Our church recently hosted a leadership immersion class for Concordia Seminary, St Louis. For a week, Professor Ben Haupt brought 30 young seminary students "in residence" with us for hands-on learning about congregational dynamics and the pastoral vocation. During this intensive course, two things struck me. 1.) I’m not a young pastor. 2.) These young, soon-to-be pastors will enter a turbulent time in the history of the church. They will enter ministry during the the great decay of Christendom in our country. The challenges of a changing relationship between church and society will serve as a furnace. Churches and pastors will be tested and refined. For pastors, church decline is a gut check. Gone is the societal prestige and admiration for clergy. Increasingly, the pastoral vocation is perceived as irrelevant. A decent paycheck and benefits are no longer assumed. More and more pastors are bi-vocational (our ethnic friends are leading us in this venture). It was relatively easy to be a pastor when church life was prominent and stable, when budgets were growing and people “went to church.” Will you be a pastor when the church is smaller and poorer? Will you be a pastor when ministry is a dog fight? American denominations are panicking at the decline. Yet, God has always used exile and wilderness to his advantage. I would assert that the irrelevance of the pastoral vocation is good news. In his book, The Pastor, Eugene Peterson writes about his conviction that, “the most effective strategy for change, for revolution – at least on the large scale that the kingdom of God involves – comes from a minority working from the margins.” The pastoral vocation is necessarily a minority position, marginalized in society. We must be less the Sanhedrin and more the lonely school of the prophets. We must be less the priestly class and more the “voice in the wilderness,” John, who said of Jesus, “He must increase, I must decrease.” Peterson goes on to say, “You are at your pastoral best when you are not noticed. To keep this vocation healthy requires constant self-negation, getting out of the way.” There is a Christian sub-culture in our country that obsesses over pastoral celebrity. By contrast, you wouldn't know the names of the pastors I admire the most. The best pastors are laboring under the radar, submerged in their local context.

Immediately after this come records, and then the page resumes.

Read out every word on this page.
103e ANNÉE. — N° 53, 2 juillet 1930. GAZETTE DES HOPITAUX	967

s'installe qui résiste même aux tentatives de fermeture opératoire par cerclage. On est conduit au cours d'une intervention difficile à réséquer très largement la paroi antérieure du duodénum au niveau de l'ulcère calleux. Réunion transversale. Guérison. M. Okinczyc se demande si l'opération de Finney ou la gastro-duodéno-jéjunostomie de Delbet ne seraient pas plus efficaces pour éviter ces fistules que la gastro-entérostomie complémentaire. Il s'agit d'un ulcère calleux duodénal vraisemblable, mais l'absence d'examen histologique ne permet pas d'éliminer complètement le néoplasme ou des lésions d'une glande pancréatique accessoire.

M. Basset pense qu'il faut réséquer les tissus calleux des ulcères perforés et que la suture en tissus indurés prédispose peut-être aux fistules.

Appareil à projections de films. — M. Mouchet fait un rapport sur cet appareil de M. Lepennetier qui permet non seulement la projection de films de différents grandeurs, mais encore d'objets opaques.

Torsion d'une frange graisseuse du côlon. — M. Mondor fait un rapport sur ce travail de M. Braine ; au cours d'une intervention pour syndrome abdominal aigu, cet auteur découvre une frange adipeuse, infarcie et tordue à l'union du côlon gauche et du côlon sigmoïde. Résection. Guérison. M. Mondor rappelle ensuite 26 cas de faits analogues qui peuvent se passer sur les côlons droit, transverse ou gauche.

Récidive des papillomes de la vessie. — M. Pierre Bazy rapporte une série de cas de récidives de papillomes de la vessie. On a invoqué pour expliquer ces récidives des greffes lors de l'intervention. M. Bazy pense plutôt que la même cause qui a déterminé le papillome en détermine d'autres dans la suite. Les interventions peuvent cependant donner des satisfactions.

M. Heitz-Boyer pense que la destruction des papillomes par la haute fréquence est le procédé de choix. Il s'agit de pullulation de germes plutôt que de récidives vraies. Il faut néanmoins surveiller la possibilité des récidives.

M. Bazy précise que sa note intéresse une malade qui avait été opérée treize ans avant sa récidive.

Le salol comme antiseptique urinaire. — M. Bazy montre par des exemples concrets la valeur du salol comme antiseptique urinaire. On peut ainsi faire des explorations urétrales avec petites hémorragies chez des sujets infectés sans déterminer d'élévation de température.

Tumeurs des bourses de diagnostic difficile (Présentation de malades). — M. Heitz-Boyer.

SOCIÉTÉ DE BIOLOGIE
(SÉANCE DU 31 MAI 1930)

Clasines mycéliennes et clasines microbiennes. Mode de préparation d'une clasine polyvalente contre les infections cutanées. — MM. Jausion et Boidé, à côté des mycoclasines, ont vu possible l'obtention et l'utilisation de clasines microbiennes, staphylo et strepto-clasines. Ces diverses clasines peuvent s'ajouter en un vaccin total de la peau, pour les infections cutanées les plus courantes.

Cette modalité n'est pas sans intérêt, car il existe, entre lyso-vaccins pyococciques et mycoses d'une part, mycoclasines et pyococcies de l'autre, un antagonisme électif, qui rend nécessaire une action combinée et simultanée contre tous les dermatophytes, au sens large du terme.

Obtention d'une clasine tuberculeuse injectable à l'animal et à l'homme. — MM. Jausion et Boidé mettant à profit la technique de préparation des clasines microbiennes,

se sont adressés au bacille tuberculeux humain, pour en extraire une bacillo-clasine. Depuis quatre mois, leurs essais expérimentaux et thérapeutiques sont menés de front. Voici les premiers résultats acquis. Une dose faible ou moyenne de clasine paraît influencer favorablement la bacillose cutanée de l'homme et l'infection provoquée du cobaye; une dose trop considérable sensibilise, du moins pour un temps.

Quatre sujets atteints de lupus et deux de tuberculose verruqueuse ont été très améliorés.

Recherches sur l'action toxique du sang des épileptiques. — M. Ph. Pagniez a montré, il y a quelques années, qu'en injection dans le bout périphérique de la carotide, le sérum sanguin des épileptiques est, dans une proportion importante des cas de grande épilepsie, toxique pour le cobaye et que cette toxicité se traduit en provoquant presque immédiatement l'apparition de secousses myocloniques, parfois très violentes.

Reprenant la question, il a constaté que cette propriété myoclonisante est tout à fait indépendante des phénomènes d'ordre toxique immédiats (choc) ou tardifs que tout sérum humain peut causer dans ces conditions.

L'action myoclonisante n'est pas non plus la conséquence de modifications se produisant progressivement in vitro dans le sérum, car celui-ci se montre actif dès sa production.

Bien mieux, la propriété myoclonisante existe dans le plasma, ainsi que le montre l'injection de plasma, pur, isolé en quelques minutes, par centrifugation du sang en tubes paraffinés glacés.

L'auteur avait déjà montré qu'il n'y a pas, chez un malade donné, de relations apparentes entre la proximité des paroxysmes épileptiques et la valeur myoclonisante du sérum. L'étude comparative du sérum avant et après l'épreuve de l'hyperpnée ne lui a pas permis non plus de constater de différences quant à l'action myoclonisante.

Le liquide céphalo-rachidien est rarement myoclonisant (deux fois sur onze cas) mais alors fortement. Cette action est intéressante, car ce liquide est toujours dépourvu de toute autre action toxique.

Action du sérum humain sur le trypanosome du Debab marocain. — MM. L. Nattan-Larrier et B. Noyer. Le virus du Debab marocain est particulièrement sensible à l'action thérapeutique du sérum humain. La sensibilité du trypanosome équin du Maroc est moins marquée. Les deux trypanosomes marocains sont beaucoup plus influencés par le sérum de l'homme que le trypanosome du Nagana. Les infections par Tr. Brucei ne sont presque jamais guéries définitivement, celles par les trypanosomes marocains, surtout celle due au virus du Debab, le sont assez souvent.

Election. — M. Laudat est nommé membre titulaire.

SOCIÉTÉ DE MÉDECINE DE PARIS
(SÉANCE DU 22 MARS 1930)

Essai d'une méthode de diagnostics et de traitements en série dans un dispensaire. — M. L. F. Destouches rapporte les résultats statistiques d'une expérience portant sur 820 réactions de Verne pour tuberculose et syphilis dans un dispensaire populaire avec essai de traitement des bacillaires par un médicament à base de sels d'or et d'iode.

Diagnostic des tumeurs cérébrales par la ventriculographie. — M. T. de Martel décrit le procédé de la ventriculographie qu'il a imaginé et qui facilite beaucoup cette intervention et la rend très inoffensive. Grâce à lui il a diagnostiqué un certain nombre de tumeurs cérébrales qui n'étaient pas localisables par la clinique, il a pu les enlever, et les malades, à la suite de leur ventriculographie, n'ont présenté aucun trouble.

The pastors we need are known by their fruit, not their name. They are working a quiet revolution in their particular places. They love their people, even when people are hard to love. They labor long and hard. They are well-practiced in forbearance, humility, and selflessness. It’s better to have 1,000 nameless pastors preaching the gospel than one rock star preaching to a thousand people. One of my prayers is that I would be a faceless and nameless man, that many would know the name and see the face of Christ. May they say, "I don't remember the pastor's name, but I know Jesus." This kind of pastoral vocation requires constant confession. Daily repentance. And the admission that I often don’t know what I’m doing. Here I am left only to follow the lead of the Head Bishop, the Good Shepherd, THE Senior Pastor, Jesus Christ.
Stephen DeMik
2/6/2018 10:29:12 am
I'm going to push back a bit. As a church planter building up a new community of believers (and many are coming in having been disconnected from any church for a while), our ministry is highly relational. We have small accountability groups. We have families gathering in our homes and sitting at our tables. It's my hope that this isn't driven by me (and my family) in the future, but right now, we have a number of people who call us by name, as we disciple them.
Jeff Cloeter
2/6/2018 11:01:38 am
Thanks, Stephen. Amen. Your people should know your name. That's called being a good pastor, and it's a hallmark of incarnational ministry. 2/6/2018 11:20:05 am
Right on the money! Thanks for lifting up this valuable truth for the Church today! How exciting to be free of the facade of religiosity so as to be about the Kingdom mission the Jesus way for His glory!
Jon Graf
2/6/2018 06:42:49 pm
Great post Jeff. This is really applicable for other vocations as well. I wrestle with this in a business context daily, where growing a business might be driven more by ego and success defined by $ than providing goods and services to our communities.
Jeff Cloeter
2/7/2018 01:40:19 pm
Jon, great point. Not only for the pastoral vocation. Goes back to a solid theology of vocation, and the grace necessary to live out all our vocations.
Aaron Putnam
2/10/2018 08:02:08 pm
Amen brother. Appreciate the words and reminder. I thank God that He works not only in us and through us, but also in spite of us.
Jeff Cloeter
2/12/2018 09:12:27 am
Aaron, while I know you're name, you're one of the "nameless" pastors I thank God for. Your work extends beyond you. 2/16/2018 08:45:59 pm
Jeff is post is spot on. You address the need of the church, to real and authentic. My favorite line is the call to be more "voice in the wilderness." Preach it, teach it and lead it brother. Well done!
Jeff Cloeter
2/17/2018 12:22:53 pm
Thanks, Keith. Keep being a "voice in the wilderness." Comments are closed.